In the wake of CNOOC's bid for Unocal, the U.S. is now faced with the question of what to do, if anything, about growing foreign demand for existing energy supplies, including supplies that reside under Corporate America's ownership. The CNOOC-Unocal deal, if completed, would have "disastrous" consequences for the U.S. economy and homeland security, charges U.S. Rep. Richard Pombo, chairman of the House Resources Committee, reports the Houston Chronicle. "This should be a wake-up call for America to get as serious about energy as China appears to be."
The ball for the moment seems to be in Treasury Secretary John Snow's court. In his other role as chair of the Committee on Foreign Investment in the U.S. he's required to review the CNOOC deal for loopholes and, in theory, could reject it on the grounds of national security. For the moment, he's remaining diplomatically neutral, explaining yesterday that the deal remains "hypothetical at this point ... because we don't have a transaction," according to Marketwatch.com.
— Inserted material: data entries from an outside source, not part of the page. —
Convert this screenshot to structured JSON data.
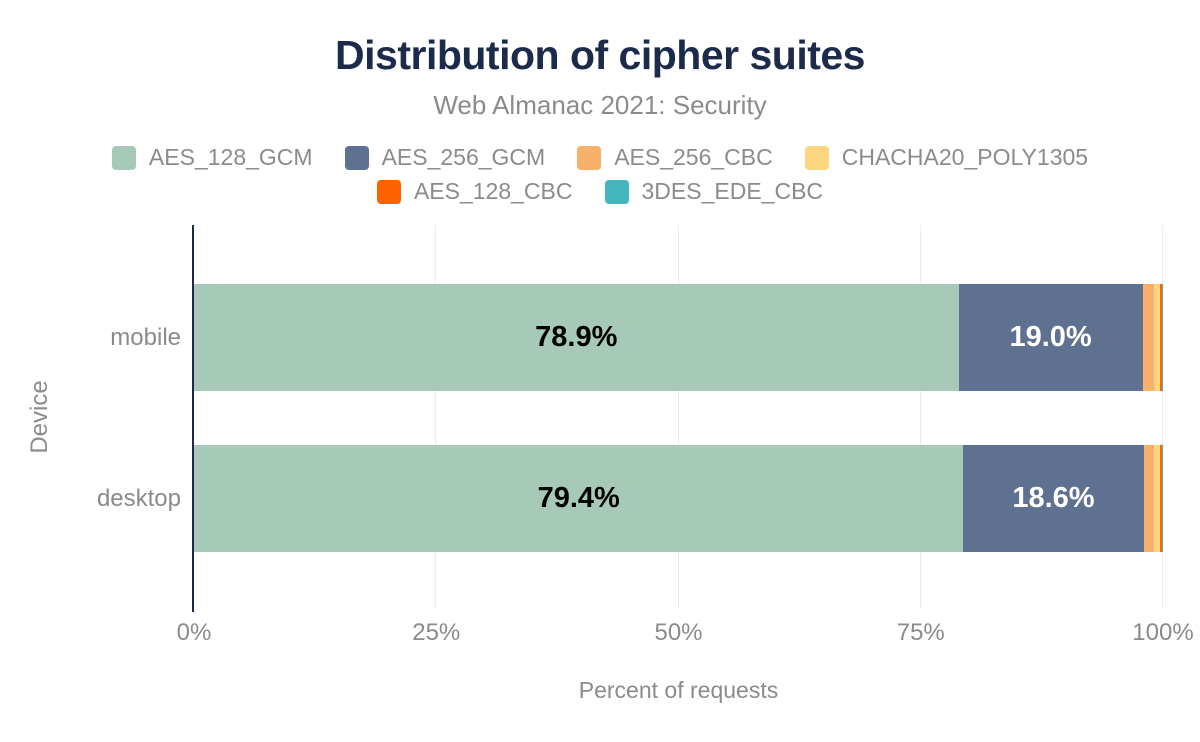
{
  "chart_data": {
    "type": "bar",
    "variant": "horizontal-stacked",
    "title": "Distribution of cipher suites",
    "subtitle": "Web Almanac 2021: Security",
    "xlabel": "Percent of requests",
    "ylabel": "Device",
    "categories": [
      "mobile",
      "desktop"
    ],
    "xlim": [
      0,
      100
    ],
    "grid": "vertical-light",
    "legend_position": "top",
    "x_ticks": [
      {
        "value": 0,
        "label": "0%"
      },
      {
        "value": 25,
        "label": "25%"
      },
      {
        "value": 50,
        "label": "50%"
      },
      {
        "value": 75,
        "label": "75%"
      },
      {
        "value": 100,
        "label": "100%"
      }
    ],
    "series": [
      {
        "name": "AES_128_GCM",
        "color": "#a7c9b8",
        "values": [
          78.9,
          79.4
        ],
        "labels": [
          "78.9%",
          "79.4%"
        ],
        "label_color": "#000000"
      },
      {
        "name": "AES_256_GCM",
        "color": "#5f7190",
        "values": [
          19.0,
          18.6
        ],
        "labels": [
          "19.0%",
          "18.6%"
        ],
        "label_color": "#ffffff"
      },
      {
        "name": "AES_256_CBC",
        "color": "#f8b16a",
        "values": [
          1.2,
          1.1
        ],
        "labels": [
          "",
          ""
        ],
        "label_color": "#000000"
      },
      {
        "name": "CHACHA20_POLY1305",
        "color": "#fcd780",
        "values": [
          0.6,
          0.6
        ],
        "labels": [
          "",
          ""
        ],
        "label_color": "#000000"
      },
      {
        "name": "AES_128_CBC",
        "color": "#fe6201",
        "values": [
          0.2,
          0.2
        ],
        "labels": [
          "",
          ""
        ],
        "label_color": "#000000"
      },
      {
        "name": "3DES_EDE_CBC",
        "color": "#43b7bd",
        "values": [
          0.1,
          0.1
        ],
        "labels": [
          "",
          ""
        ],
        "label_color": "#000000"
      }
    ],
    "legend_rows": [
      [
        0,
        1,
        2,
        3
      ],
      [
        4,
        5
      ]
    ],
    "style": {
      "background": "#ffffff",
      "title_color": "#1b2b49",
      "subtitle_color": "#8b8b8b",
      "axis_text_color": "#8b8b8b",
      "axis_line_color": "#1b2b49",
      "gridline_color": "#ededed"
    }
  }
}
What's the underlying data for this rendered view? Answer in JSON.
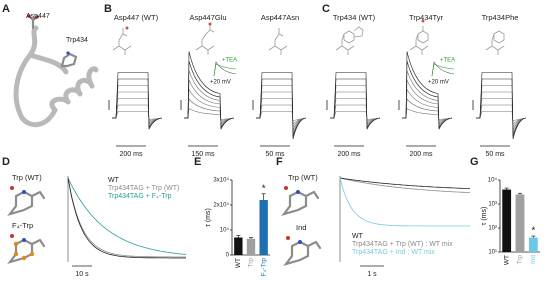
{
  "panels": {
    "A": {
      "label": "A",
      "residues": [
        "Asp447",
        "Trp434"
      ]
    },
    "B": {
      "label": "B",
      "titles": [
        "Asp447 (WT)",
        "Asp447Glu",
        "Asp447Asn"
      ],
      "scale_bars": [
        "200 ms",
        "150 ms",
        "50 ms"
      ],
      "inset": [
        "+TEA",
        "+20 mV"
      ]
    },
    "C": {
      "label": "C",
      "titles": [
        "Trp434 (WT)",
        "Trp434Tyr",
        "Trp434Phe"
      ],
      "scale_bars": [
        "200 ms",
        "200 ms",
        "50 ms"
      ],
      "inset": [
        "+TEA",
        "+20 mV"
      ]
    },
    "D": {
      "label": "D",
      "molecules": [
        "Trp (WT)",
        "F₄-Trp"
      ],
      "legend": [
        "WT",
        "Trp434TAG + Trp (WT)",
        "Trp434TAG + F₄-Trp"
      ],
      "colors": [
        "#222222",
        "#8a8a8a",
        "#2a9a9a"
      ],
      "scale_bar": "10 s"
    },
    "E": {
      "label": "E"
    },
    "F": {
      "label": "F",
      "molecules": [
        "Trp (WT)",
        "Ind"
      ],
      "legend": [
        "WT",
        "Trp434TAG + Trp (WT) : WT mix",
        "Trp434TAG + Ind : WT mix"
      ],
      "colors": [
        "#222222",
        "#8a8a8a",
        "#7cc8e0"
      ],
      "scale_bar": "1 s"
    },
    "G": {
      "label": "G"
    }
  },
  "chart_data": [
    {
      "type": "bar",
      "ylabel": "τ (ms)",
      "categories": [
        "WT",
        "Trp",
        "F₄-Trp"
      ],
      "values": [
        7000,
        6500,
        22000
      ],
      "errors": [
        800,
        500,
        2500
      ],
      "colors": [
        "#111111",
        "#a0a0a0",
        "#1f6fb3"
      ],
      "ylim": [
        0,
        30000
      ],
      "yticks": [
        0,
        {
          "value": 10000,
          "label": "10⁴"
        },
        {
          "value": 20000,
          "label": "2x10⁴"
        },
        {
          "value": 30000,
          "label": "3x10⁴"
        }
      ],
      "annotation": "*"
    },
    {
      "type": "bar",
      "ylabel": "τ (ms)",
      "categories": [
        "WT",
        "Trp",
        "Ind"
      ],
      "values": [
        4000,
        2500,
        40
      ],
      "errors": [
        600,
        300,
        6
      ],
      "colors": [
        "#111111",
        "#a0a0a0",
        "#6ec6ea"
      ],
      "ylim": [
        10,
        10000
      ],
      "log_scale": true,
      "yticks": [
        {
          "value": 10,
          "label": "10¹"
        },
        {
          "value": 100,
          "label": "10²"
        },
        {
          "value": 1000,
          "label": "10³"
        },
        {
          "value": 10000,
          "label": "10⁴"
        }
      ],
      "annotation": "*"
    }
  ]
}
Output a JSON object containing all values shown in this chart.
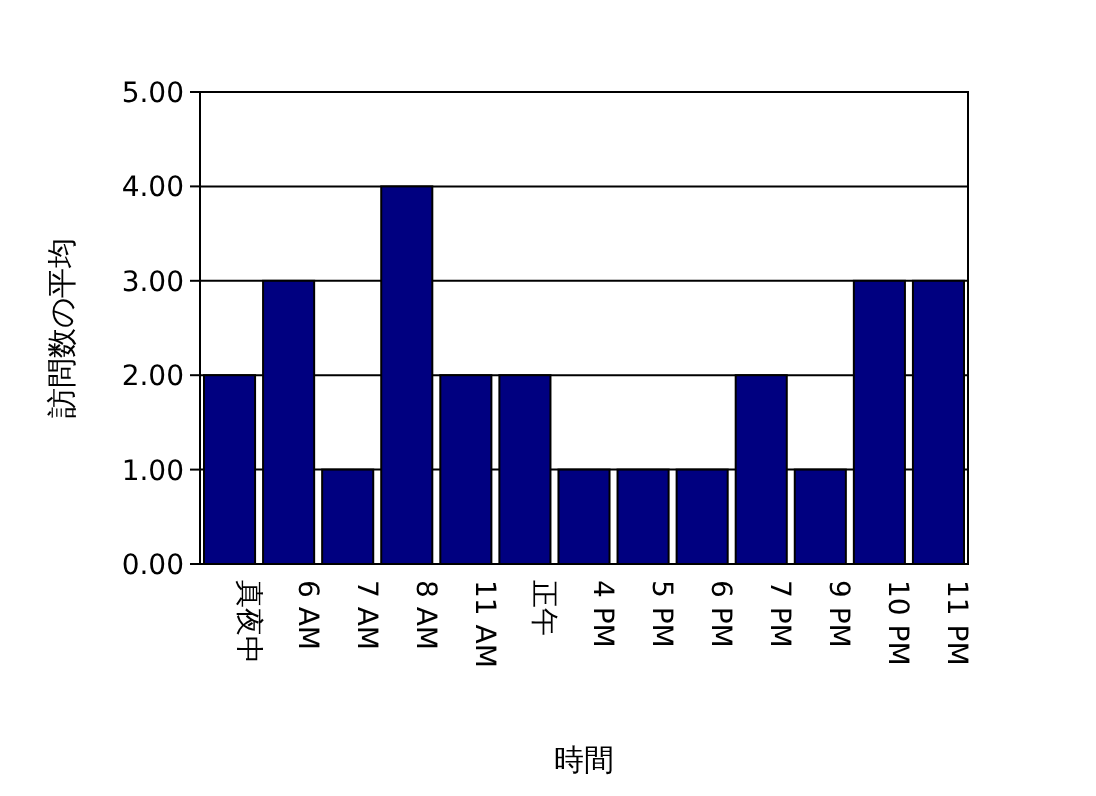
{
  "chart_data": {
    "type": "bar",
    "xlabel": "時間",
    "ylabel": "訪問数の平均",
    "categories": [
      "真夜中",
      "6 AM",
      "7 AM",
      "8 AM",
      "11 AM",
      "正午",
      "4 PM",
      "5 PM",
      "6 PM",
      "7 PM",
      "9 PM",
      "10 PM",
      "11 PM"
    ],
    "values": [
      2,
      3,
      1,
      4,
      2,
      2,
      1,
      1,
      1,
      2,
      1,
      3,
      3
    ],
    "color": "#000080",
    "ylim": [
      0,
      5
    ],
    "yticks": [
      {
        "value": 0,
        "label": "0.00"
      },
      {
        "value": 1,
        "label": "1.00"
      },
      {
        "value": 2,
        "label": "2.00"
      },
      {
        "value": 3,
        "label": "3.00"
      },
      {
        "value": 4,
        "label": "4.00"
      },
      {
        "value": 5,
        "label": "5.00"
      }
    ],
    "grid": true
  }
}
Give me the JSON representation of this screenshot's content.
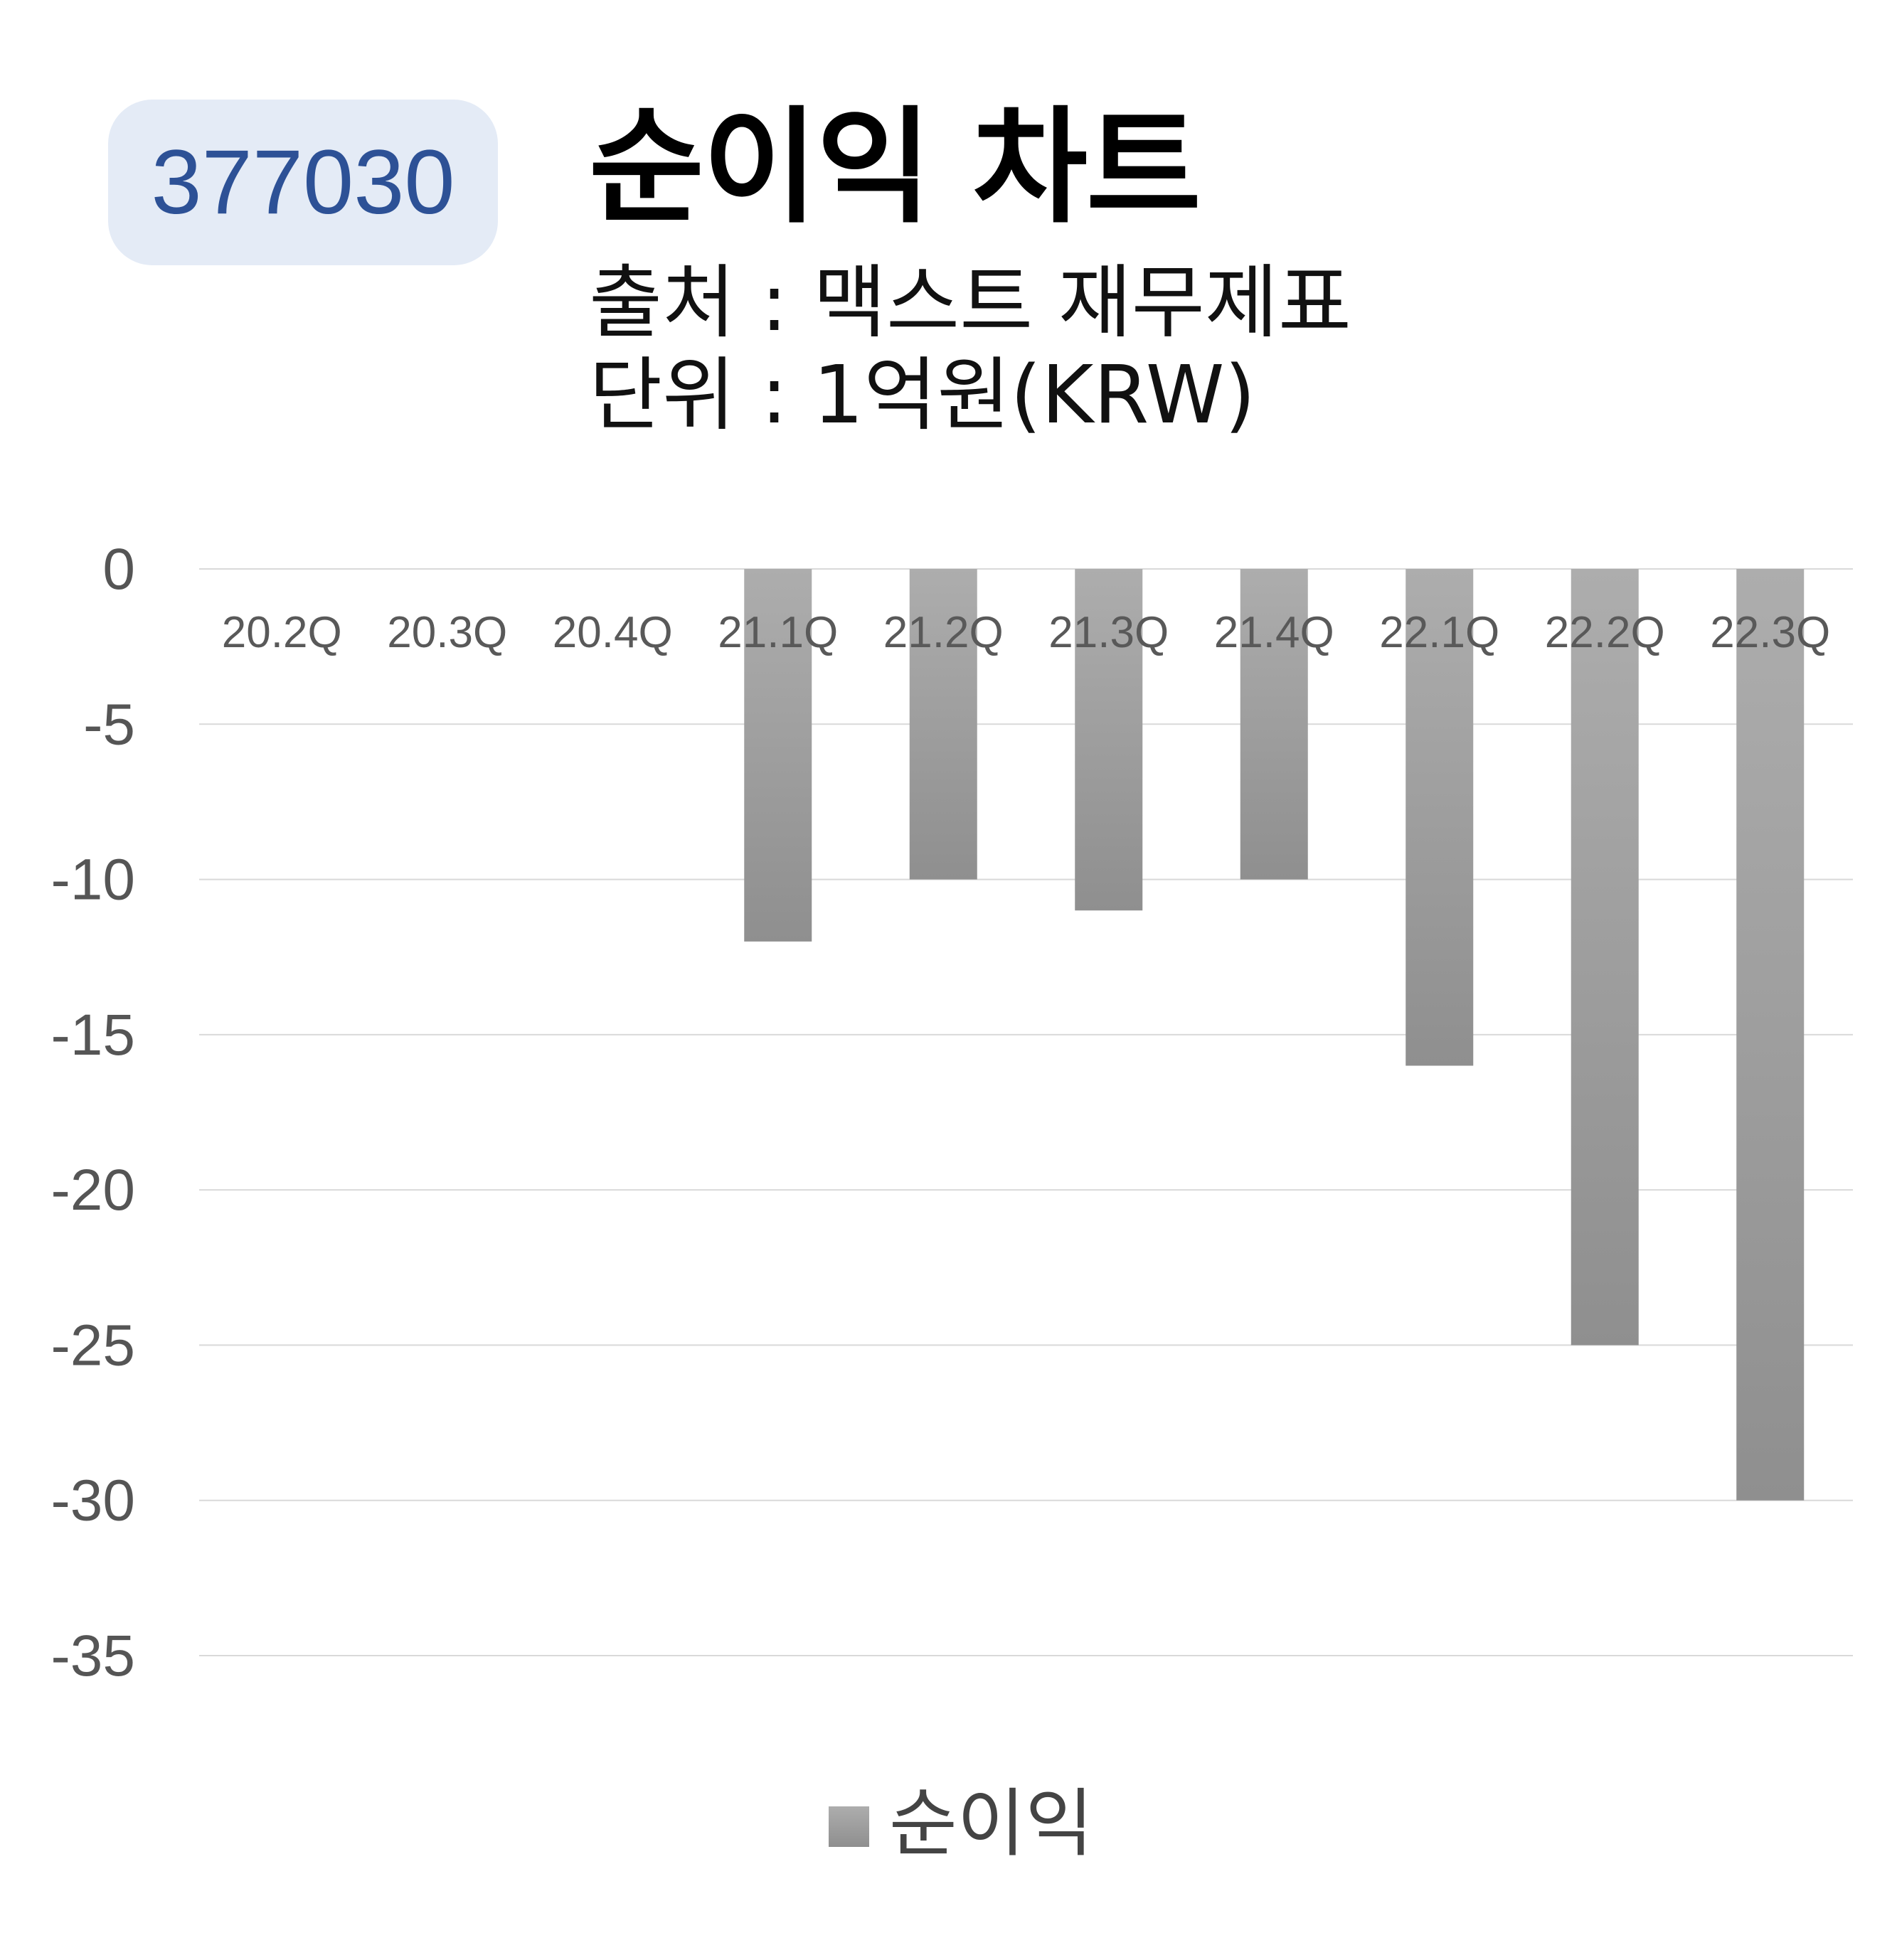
{
  "badge": {
    "code": "377030"
  },
  "header": {
    "title": "순이익 차트",
    "source_line": "출처 : 맥스트 재무제표",
    "unit_line": "단위 : 1억원(KRW)"
  },
  "colors": {
    "badge_bg": "#e4ebf6",
    "badge_text": "#2d5196",
    "bar_top": "#adadad",
    "bar_bottom": "#8f8f8f",
    "gridline": "#d9d9d9"
  },
  "chart_data": {
    "type": "bar",
    "categories": [
      "20.2Q",
      "20.3Q",
      "20.4Q",
      "21.1Q",
      "21.2Q",
      "21.3Q",
      "21.4Q",
      "22.1Q",
      "22.2Q",
      "22.3Q"
    ],
    "series": [
      {
        "name": "순이익",
        "values": [
          null,
          null,
          null,
          -12,
          -10,
          -11,
          -10,
          -16,
          -25,
          -30
        ]
      }
    ],
    "ylim": [
      -35,
      0
    ],
    "yticks": [
      "0",
      "-5",
      "-10",
      "-15",
      "-20",
      "-25",
      "-30",
      "-35"
    ],
    "ytick_values": [
      0,
      -5,
      -10,
      -15,
      -20,
      -25,
      -30,
      -35
    ],
    "grid": true,
    "legend_position": "bottom"
  }
}
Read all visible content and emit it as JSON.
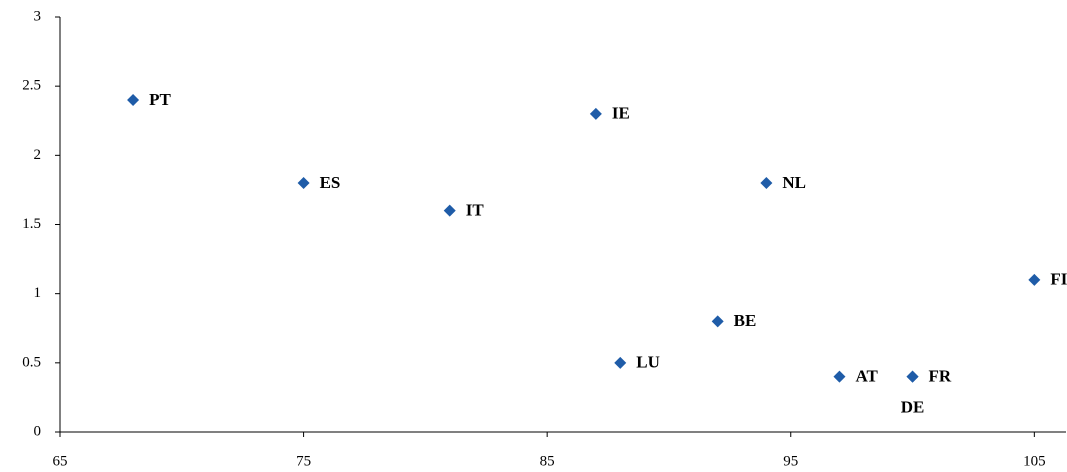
{
  "chart_data": {
    "type": "scatter",
    "labels": [
      "PT",
      "ES",
      "IT",
      "IE",
      "LU",
      "BE",
      "NL",
      "AT",
      "FR",
      "DE",
      "FI"
    ],
    "x": [
      68,
      75,
      81,
      87,
      88,
      92,
      94,
      97,
      100,
      100,
      105
    ],
    "values": [
      2.4,
      1.8,
      1.6,
      2.3,
      0.5,
      0.8,
      1.8,
      0.4,
      0.4,
      0.4,
      1.1
    ],
    "color": "#1f5ca8",
    "xlim": [
      65,
      106.3
    ],
    "xticks": [
      65,
      75,
      85,
      95,
      105
    ],
    "ylim": [
      0,
      3
    ],
    "yticks": [
      0,
      0.5,
      1,
      1.5,
      2,
      2.5,
      3
    ],
    "grid": false
  }
}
But theory is quickly giving way to events on the ground. The stakes are high, and so is the price of oil. The final stage in the oil industry's evolution has begun, and the winners will be those with the highest bids and/or a government willing and able to extend a heavy hand.
Posted by jp at June 24, 2005 5:17 AM
It has been remarked that the Japanese learned in the 1980s that it is cheaper to buy oil than it is to buy oil companies. My guess is that the Chinese will soon learn the same thing. Unocal does not have piles of uncommitted reserves (oil or gas). My understanding is that their Asian wells are mostly developed in partnership with host countries that control the actual resource. If China wants to buy the margin at non-economic rates, let them do it.
I believe something similar is happening in the Middle East, Africa and even Latin America - although the cost is not necessarily in economuic terms. China is going to pay the price for supporting dictatorial regimes in what will prove to be a futile effort to secure oil.
US oil majors all has nice contracts with countries in the Middle East in the 1970s. The track record shows that once these contracts become uneconomical for the resource holder, they get renegotiated (or nationalized - which in China's case would be awfully ironic). Trying to corner supplies in a commodity market is like swimming upstream. You can't do it for forever.